Tyranny’s Bloody Standard (The Philippe Kermorvant Thrillers, 2)

Written by J. D. Davies
Review by V. E. H. Masters

It’s 1794, and Philippe Kermorvant, Vicomte de Saint-Victor, the son of an aristocratic English mother and a French nobleman, has command of a French naval ship. The French Revolution is at its height; indeed, this is the year Robespierre goes to the guillotine, and to be both the son of an aristocrat and half-English is perilous. However, Philippe never swerves in his commitment to the new Republic of France. And this is where the book is at its most fascinating, certainly for this reader. The language used, ‘Citizen Captain’, references to the destruction of ‘wanton idolatry’ in churches, and the isolation of France (for Republicans are not loved anywhere in Europe) as all the country’s neighbours recoil in horror and fear at the grim end of its royals – this all forms an illuminating backdrop to the story and is subtly dealt with. Philippe is involved in a series of skirmishes at sea and ends up in the great harbour at Valletta moored next to a ship of Naples – yet another enemy to France. But Malta, despite being the home of the Knights of St John, is neutral, and the two ships end up putting to sea to fight ‘a duel’. This is a clever touch, and the descriptions of the battle and life at sea, generally, are evocative and given with convincing detail.

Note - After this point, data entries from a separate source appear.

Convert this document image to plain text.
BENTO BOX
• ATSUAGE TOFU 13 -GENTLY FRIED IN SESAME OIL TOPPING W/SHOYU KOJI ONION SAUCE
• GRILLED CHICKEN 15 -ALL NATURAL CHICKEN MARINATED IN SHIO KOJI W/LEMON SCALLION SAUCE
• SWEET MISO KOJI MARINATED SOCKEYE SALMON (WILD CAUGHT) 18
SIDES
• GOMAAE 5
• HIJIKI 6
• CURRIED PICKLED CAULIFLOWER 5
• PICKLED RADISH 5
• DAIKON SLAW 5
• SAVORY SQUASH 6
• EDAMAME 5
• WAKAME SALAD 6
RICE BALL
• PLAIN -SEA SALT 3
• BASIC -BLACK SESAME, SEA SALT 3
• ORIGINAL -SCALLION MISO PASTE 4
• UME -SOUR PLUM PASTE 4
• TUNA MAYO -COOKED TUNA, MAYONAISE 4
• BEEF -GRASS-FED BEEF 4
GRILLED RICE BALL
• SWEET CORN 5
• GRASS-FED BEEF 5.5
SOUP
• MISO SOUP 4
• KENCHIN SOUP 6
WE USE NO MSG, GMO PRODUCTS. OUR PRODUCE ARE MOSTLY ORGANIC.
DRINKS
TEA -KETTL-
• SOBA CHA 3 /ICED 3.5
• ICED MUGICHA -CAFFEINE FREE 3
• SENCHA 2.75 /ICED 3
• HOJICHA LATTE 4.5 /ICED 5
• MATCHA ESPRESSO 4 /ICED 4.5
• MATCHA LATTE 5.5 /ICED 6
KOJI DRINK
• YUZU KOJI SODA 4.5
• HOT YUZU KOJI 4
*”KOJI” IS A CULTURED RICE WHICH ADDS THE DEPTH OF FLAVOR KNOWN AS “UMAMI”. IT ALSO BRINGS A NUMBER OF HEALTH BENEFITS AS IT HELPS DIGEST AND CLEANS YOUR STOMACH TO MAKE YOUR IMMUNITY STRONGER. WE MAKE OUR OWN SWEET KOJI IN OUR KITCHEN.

This is the second in a series, and there are story threads from the first which will likely continue to the third. Having not read the first, I struggled sometimes to engage with the characters and their motivations, and especially as to why Philippe was not immediately turning all his efforts to avenging the death of his wife and son. Nevertheless, this is an enjoyable and, at times insightful, read covering the impact of the French Revolution on Europe from a rare perspective.